Blackpool has eight out of the 10 most deprived communities in the country and a host of renewable energy options literally on our doorstep. Harnessing wind, solar and tidal energy could help eliminate energy poverty in Blackpool once and for all.

Chris Webb



Issues could’ve been avoided

Energy bills are set to soar again in April. It will cause real hardship to people who have to choose between heating and eating, and will put upward pressure on other prices too.

What really makes me angry is that so much of this hardship could have been avoided.

In 2013 the Government placed heavy restrictions on construction of one of the cheapest and greenest forms of energy – shore wind.

Construction dropped by 96 per cent over the next six years. Around the same time, the Government also dropped plans for new houses to be zero carbon.

These houses would have been well insulated and produced as much energy as they used.

People living in new builds could now have virtually zero energy bills.

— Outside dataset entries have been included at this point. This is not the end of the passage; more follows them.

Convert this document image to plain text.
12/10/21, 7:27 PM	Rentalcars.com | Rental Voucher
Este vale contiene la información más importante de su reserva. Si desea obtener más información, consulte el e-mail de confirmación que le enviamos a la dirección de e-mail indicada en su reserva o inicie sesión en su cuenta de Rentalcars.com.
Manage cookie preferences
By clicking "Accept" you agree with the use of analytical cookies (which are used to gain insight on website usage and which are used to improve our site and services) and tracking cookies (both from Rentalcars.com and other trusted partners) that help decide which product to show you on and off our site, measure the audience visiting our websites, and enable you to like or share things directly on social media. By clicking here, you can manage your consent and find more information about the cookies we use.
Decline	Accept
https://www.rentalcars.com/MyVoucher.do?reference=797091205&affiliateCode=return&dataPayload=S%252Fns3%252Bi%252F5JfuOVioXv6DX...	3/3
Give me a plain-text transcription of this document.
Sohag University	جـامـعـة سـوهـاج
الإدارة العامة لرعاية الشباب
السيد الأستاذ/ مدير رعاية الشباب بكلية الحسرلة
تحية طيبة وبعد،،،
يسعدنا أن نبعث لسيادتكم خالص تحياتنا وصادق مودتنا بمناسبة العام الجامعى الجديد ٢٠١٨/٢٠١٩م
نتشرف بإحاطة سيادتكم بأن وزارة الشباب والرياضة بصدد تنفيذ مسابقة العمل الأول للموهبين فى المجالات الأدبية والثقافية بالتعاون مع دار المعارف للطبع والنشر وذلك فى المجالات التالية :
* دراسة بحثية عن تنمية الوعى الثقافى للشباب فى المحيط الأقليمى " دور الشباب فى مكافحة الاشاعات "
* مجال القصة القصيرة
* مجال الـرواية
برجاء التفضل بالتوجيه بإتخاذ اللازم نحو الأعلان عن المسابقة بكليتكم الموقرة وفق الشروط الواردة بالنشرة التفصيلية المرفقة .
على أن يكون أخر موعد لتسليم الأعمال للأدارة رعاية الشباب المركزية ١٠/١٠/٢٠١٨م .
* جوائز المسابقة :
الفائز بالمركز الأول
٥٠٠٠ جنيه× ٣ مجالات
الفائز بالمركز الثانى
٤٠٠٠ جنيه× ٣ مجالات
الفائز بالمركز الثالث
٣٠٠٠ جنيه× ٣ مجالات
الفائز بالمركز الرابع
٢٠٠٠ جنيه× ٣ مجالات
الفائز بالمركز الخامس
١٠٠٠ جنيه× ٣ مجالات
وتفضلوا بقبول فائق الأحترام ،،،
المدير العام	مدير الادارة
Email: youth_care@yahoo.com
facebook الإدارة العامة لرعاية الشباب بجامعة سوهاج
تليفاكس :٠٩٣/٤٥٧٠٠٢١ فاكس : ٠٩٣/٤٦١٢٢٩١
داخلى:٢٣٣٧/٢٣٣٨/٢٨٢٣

We need short-term solutions to help with the real hardship people will face this year – such as extending the winter fuel payments scheme.

But we also need longer term solutions, like a mass home insulation programme, which would dramatically reduce the amount of energy we need to use to heat our homes.

Andy Hunter-Rossall

Green Party


Time to diversify the jobs at BAE

Over the past weeks BAE Systems appear in these pages, re. apprentice jobs, and also a couple of chief executive stories re. pay packages.

What makes the £1.1m package more obscene is that this was for military manufacture, much of which was sold to Saudi Arabia. With those British-produced planes, bombs and missiles Saudi Arabia is currently pounding Yemen.

Just the other week we had reports of children killed by Saudi Air strikes. There is a humanitarian catastrophe. So looking at the salaries of the CEO we should have a fair balance of pay for workers. At the same time a Defence Diversification Agency needs to be established which would promote the switch from military manufacture to the establishment of socially useful production units. There the skills of the workforce could be transferred, for example, to the infrastructure for genuine sustainable energy such as wind turbines or the units for tidal and wind energy.

Royston Jones



Let us hope this is not a false dawn

Overall the pandemic appears to be easing although parts of the country and some other states are still experiencing high death and new infection rates.

What is not being discussed openly by government or SAGE is the possibility of a new variant to succeed Omicron that is virulent.

Viruses can and do mutate many, many times. There is no guarantee therefore that the current one will behave differently to thousands of previous ones.

Over the past two years Sars Cov-2 has mutated many, many times. The majority of the variants have not helped the virus; they become mere passengers. But every now and again a variant gets lucky and allows its progeny to survive, thrive and reproduce. New variants are not necessarily more virulent but they place increasing pressure on health systems.

Let us hope we are not facing a false dawn.